I think about my buddy JD, who I met on a trip to Haiti.  I had never met him before but he said he wanted to go.  And he met us in the airport.  He had just got done hiking the Appalachian Trail not long ago.  He really just wanted to get down to Haiti and explore.  And we did, just not in the way he wanted too.  But I'm confident he had a memorable experience.  He told of how he was going to go to New Zealand and hike the Te Araroa trail.  I didn't really believe him.  Well, he just got done with the 3000km trail about two months ago.  What an adventure.  You can find some of his journey in photos here.

I think about my buddy, Strider, (AKA Matt).  Always involved in a form of adventure.  From joining the military to hiking the AT this summer.  The stories he could tell already in his young life.  He hurt is ankle pretty bad in NY on the trail, pulled out and did a cross country road trip to finish out the summer.

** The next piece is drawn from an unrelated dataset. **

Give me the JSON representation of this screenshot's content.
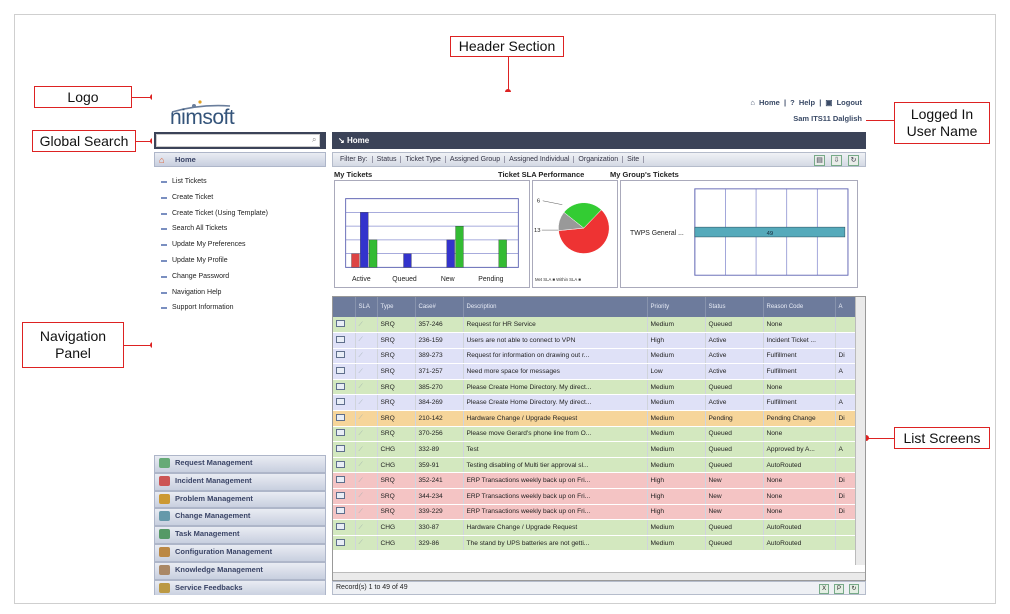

At the same time, many are probably envious of my adventure.  I have a family.  Two young kids and a wife.  What an adventure!  Yeah, I feel you.  It is.  And I love them dearly.  We will have our adventures.  And maybe I'm just getting a little anxious for the future.  My kids are almost 3 and 5.  We are just beginning the phase where we can venture further and further away and not have to worry about the needs of young children.  I'll continue to be patient.

At the same time some would be saying, Jon, "you've struggle with various mental illness all your life and you've done pretty well at functioning in life with them".   I know.  I'm badass.  I don't wish that on anyone.  And its not nearly as intense as others struggles.  Was it an adventure?  Maybe.

I'm not unhappy.  I love my family.  They are a source of my happiness.  Not "THE" source.  That's not a responsibility I want to place on them.  Nor should anyone place their happiness on the shoulders of another person.  It's not fair.  For you or them.

Maybe it's the longing to explore unfamiliar areas.  And you could say that this afternoon is unfamiliar.  Make the most of it.  Right.  Shut up.  But you are right.

I think that's why people love vacations.  I don't want to vacation.  That's like playing just the tip.  I want to live a vacation.  Mind you, I'm still not unhappy.  Just wanted to remind everyone.  When I was in amway...They said you could live a vacation.   That never turned out so well.  If the stars aligned for you at the same time you worked really hard, maybe.  But I wouldn't want any one of their lives.  At least the ones that I knew.

Just some thoughts this morning.  I'm headed of to run the Diakon Outdoor Adventure Challenge.  It's not an adventure anymore for me.